She stood surrounded by fossilized reconstructions of dinosaur bones, looming large and almost frighteningly all around, but Judy was only mildly interested in them. Instead, she was intensely fascinated by and fixated on the small, prehistoric isopods, starfish and bug fossils. I was somewhat dumbfounded by this, as I had imagined bringing her here and watching her light up in wonder over the massive bone structures of the Tyrannosaurus Rex, Pterodactyl and Triceratops as my children’s faces had the first time I brought them to the museum. But, here she was, oohing and ahhing over small shells and the intricacies of miniscule creatures since evolved or died off millennia ago. The very things I only ever gave a moment’s notice of the first time I came through this exhibit.
Judy is 73 years old. She cannot read or write, and has not been in a classroom since the sixth grade. I have always believed she likely stopped going to school long before then, but this is what she has always claimed. She has never worked outside of the home except for a short time at her uncle Glen’s apricot ranch, decades ago. She ran a day care in our house from the time I was in third grade. Before then, she raised her children, plus me, and kept house. Her husband, Robin, balanced the accounts and kept up the mail, although she had me open everything almost daily and read it to her. She was born in St. Petersburg, Florida, but was moved to California as a baby where she remained—with the exception of two or three Mexican cruises—for her life until 2017 when I moved her here to Texas.
I suppose this all made me see her as small-minded. How could she not be? Her world and breadth of experience had been so small. So terribly limited. I have been trying to find things to do with her to expand her horizons, so to speak, since she moved here. Most recently was the trip to the Museum of Natural Science. I have been there numerous times and never fail to be awed most by the massive displays. The expanse of the universe so well represented in the planetarium, the 8,200-pound geode that greets you as you walk in from the parking lot, or Dipsy the Diplodocus standing 25 feet high and 72 feet long. It’s the same awe I get when I stand next to the ocean or inside an ancient forest of massive trees. The miniscule is certainly interesting, but my wonder is ever stretching outward. I need to see the scale of an average human being to a blue whale. The Earth to Jupiter, sun to solar system, solar system to galaxy and so on and so forth.

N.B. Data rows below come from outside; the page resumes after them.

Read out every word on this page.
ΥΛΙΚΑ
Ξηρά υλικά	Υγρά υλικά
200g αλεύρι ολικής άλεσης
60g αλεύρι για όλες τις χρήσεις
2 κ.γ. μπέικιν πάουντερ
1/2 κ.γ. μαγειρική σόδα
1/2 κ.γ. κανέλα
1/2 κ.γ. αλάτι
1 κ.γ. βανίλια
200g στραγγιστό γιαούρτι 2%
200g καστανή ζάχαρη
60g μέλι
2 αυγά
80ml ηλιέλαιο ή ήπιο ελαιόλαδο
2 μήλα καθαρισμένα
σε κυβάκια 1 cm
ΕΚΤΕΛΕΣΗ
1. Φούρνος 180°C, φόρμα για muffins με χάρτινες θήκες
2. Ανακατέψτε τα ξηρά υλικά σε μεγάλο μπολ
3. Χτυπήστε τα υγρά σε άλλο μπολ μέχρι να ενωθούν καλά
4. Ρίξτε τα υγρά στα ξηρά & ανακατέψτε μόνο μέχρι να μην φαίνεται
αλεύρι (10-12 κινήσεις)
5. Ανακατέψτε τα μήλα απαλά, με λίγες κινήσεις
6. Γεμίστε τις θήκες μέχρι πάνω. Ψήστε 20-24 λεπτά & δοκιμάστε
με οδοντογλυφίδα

But now, here is Judy. While I watch her enthralled by the perfection of the tiniest seashell on a spiral of maybe 40 identical seashells arranged from largest to smallest, I am struck by something. Something vague and always there, just below. Almost surfacing and taking shape then ducking away again. The expansion and contraction of everything. The infinite nature of all things, going in either direction. How wonderstruck I am by the size and scale of the known universe and our own galaxy with its 100 billion to 250 billion stars, while right here, inside of my own body, live 100 trillion cells each with 100 trillion atoms inside of them.
Yesterday, I was listening to the book “Reasons to Stay Alive” by Matt Haig, and he wrote something about this. About the intensity and complexity of what goes on within each of us, undetected by the rest of the world and how it compares to the universe. It instantly reminded me of this trip with Judy and the thoughts it provoked in me. The same thoughts I have had many times but have always had difficulty expressing in words.
I have to stop and consider how deep the universe goes, either way. If I am honest with what I know, there is at least as much to be found inward as there is outward, and we’ve no idea how far it goes in either direction. It makes me wonder even more about sentience on a cellular or molecular level and how that affects what we think of as free will. About how what I do today affects the planet as maybe one atom affects a single cell. Do the cells and their atoms that inhabit my body have any sense of themselves or their purpose? If not, what drives them? While we search for answers or god “out there,” maybe it is just as easily found “in here.”
For as small as Judy’s world is, I think she may be wiser than she knows.